Saturday, 3 April 2021

Going gifts

My Da was retired from the British Navy at the age of 50. Married late, he still had teenage children and their expensive education to support; so he hawked his CV around for a new job.  He accepted a position as sales-manager with an electrical engineering firm called Plessey Marine. As someone who was reasonably honest, he was shocked at the casual venality, laziness and incompetence of his managerial co-workers. When he finally finally retired, one of these jobsworths organized the whip-round and decided what they would get the old man as a going-away gift. The kitty was heavy and and Jobsworth knew that the hook was to be painting - water-colours being one of many things [history, travel, gardening, Ireland, politics] that my father cared about. At 4.30 on the last Friday after the speeches and encomiums, he was presented with a rosewood box, plaqued with his name in brass, filled with dozens of piffling-sized tubes of oil paint, fabulously expensive brushes and a most peculiar palette with a thumb-hole that was too small for an adult. He wasn't yet into oils but he knew that real painters preferred big tubes and fewer of them because, like, paints are miscible. In a way if was a great gift because it allowed him to dust off his hands from that part of his life and move on without regrets.

I R retire now after a life-time in science, and my experience is that the person who steps forward to handle the departure of colleagues is too often the tone-deaf departmental busy-body. I remember one senior person who had been so thoroughly disrespected by his institution that he was moving to the rival place across town. His HoD, who was incapable of irony, presented him with a large, expensively framed print of the front end of his, now old, college: "So you'll fondly remember your time with us". The HoD had made that college his entire man-and boy life and was utterly unable to appreciate that the rest of us were less invested in its patriarchal charms. That gift can also be read, psycho-analytically, as as a statements "We own you, son, you'd be nothing without our support; this picture will be watching your ignominious descent into mediocrity".

I know I'm not the easiest person to read, but the two times when I have been the presentee, the gift has been superficially right but actually so wrong. Because, whatever about my interests in pedagogy, long-distance walking and 19thC European railways, I really don't want more stuff, either then or now.  Coronarama has futzed up my retirement process, but I told my HoD that, in no way did I want a [the standard easy-thinking gift locally] cut glass vase with my name and The Institute's name engraved on the side: please donate whatever it costs to the student welfare fund"
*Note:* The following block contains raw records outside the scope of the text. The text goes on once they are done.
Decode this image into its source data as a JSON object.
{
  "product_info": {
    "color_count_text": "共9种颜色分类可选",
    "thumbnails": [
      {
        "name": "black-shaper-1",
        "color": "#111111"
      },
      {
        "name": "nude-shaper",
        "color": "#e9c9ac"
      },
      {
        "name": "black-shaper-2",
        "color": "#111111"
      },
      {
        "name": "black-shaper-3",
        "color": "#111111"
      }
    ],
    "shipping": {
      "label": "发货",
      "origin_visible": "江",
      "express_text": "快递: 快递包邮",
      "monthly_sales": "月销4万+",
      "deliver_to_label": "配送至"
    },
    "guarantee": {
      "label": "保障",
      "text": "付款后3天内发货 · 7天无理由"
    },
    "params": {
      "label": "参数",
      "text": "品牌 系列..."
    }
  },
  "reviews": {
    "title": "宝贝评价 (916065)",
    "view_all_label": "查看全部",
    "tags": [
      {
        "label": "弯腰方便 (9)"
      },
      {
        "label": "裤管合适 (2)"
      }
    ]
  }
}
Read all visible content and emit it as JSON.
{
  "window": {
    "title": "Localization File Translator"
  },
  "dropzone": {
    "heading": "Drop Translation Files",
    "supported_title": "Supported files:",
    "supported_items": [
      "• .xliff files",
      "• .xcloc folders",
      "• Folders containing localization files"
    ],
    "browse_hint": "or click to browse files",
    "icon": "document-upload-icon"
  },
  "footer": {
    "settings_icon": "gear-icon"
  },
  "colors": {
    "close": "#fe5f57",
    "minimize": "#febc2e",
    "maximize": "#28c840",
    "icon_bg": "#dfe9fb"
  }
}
The one time I've stepped up to the plate and been that departmental busy-body was when I read a departing colleague, a man of manifold skills interests and talents, as a cheapskate naturally thrifty. Quite possibly I was over-empathizing with that one aspect of his character, but I saved us all €10 of whip-round tax. Greg discovered long-distance walking during the 3 years he was living in Ireland. He came to us one Easter in the 00s having walked the Wicklow Way [127km] from Dublin in 30 hrs. He arrived in Clonegal at 0530hrs, decided it was too early to call me to come [20km] to pick him up. Accordingly he retraced his steps to a convenient ditch and flung himself down to doze until it was decent to disturb people by telephone on Sunday.

What I did when Greg left was locate a scanned, digital copy [not this one] of Hemingway's Big Two-Hearted River, correct all the s/m/rn/ OCR errors and substitute all the Nicks for Greg. One of our digitally savvy, graphics sensitive, workmates photoshopped Greg's face into a set of surreal illustrations of lonely pine-forests, trout, bridges, tents and crickets. We printed it as an A5 booklet with space for everyone to sign "hey all the best, mate" the frontispiece. If he didn't like it, at least it would do as a fire-lighter.